GMNet: Graph Matching Network for Large Scale Part Semantic Segmentation in the Wild
This work addresses the problem of detailed object understanding for computer vision applications, but it appears incremental as it builds on existing datasets and tasks.
The paper tackles the challenging task of part semantic segmentation in the wild by proposing a framework that combines object-level context conditioning and part-level spatial relationships, achieving state-of-the-art results on the Pascal-Part dataset.
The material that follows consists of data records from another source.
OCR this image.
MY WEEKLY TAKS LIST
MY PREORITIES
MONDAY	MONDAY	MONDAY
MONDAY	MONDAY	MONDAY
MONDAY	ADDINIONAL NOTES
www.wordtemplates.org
The semantic segmentation of parts of objects in the wild is a challenging task in which multiple instances of objects and multiple parts within those objects must be detected in the scene. This problem remains nowadays very marginally explored, despite its fundamental importance towards detailed object understanding. In this work, we propose a novel framework combining higher object-level context conditioning and part-level spatial relationships to address the task. To tackle object-level ambiguity, a class-conditioning module is introduced to retain class-level semantics when learning parts-level semantics. In this way, mid-level features carry also this information prior to the decoding stage. To tackle part-level ambiguity and localization we propose a novel adjacency graph-based module that aims at matching the relative spatial relationships between ground truth and predicted parts. The experimental evaluation on the Pascal-Part dataset shows that we achieve state-of-the-art results on this task.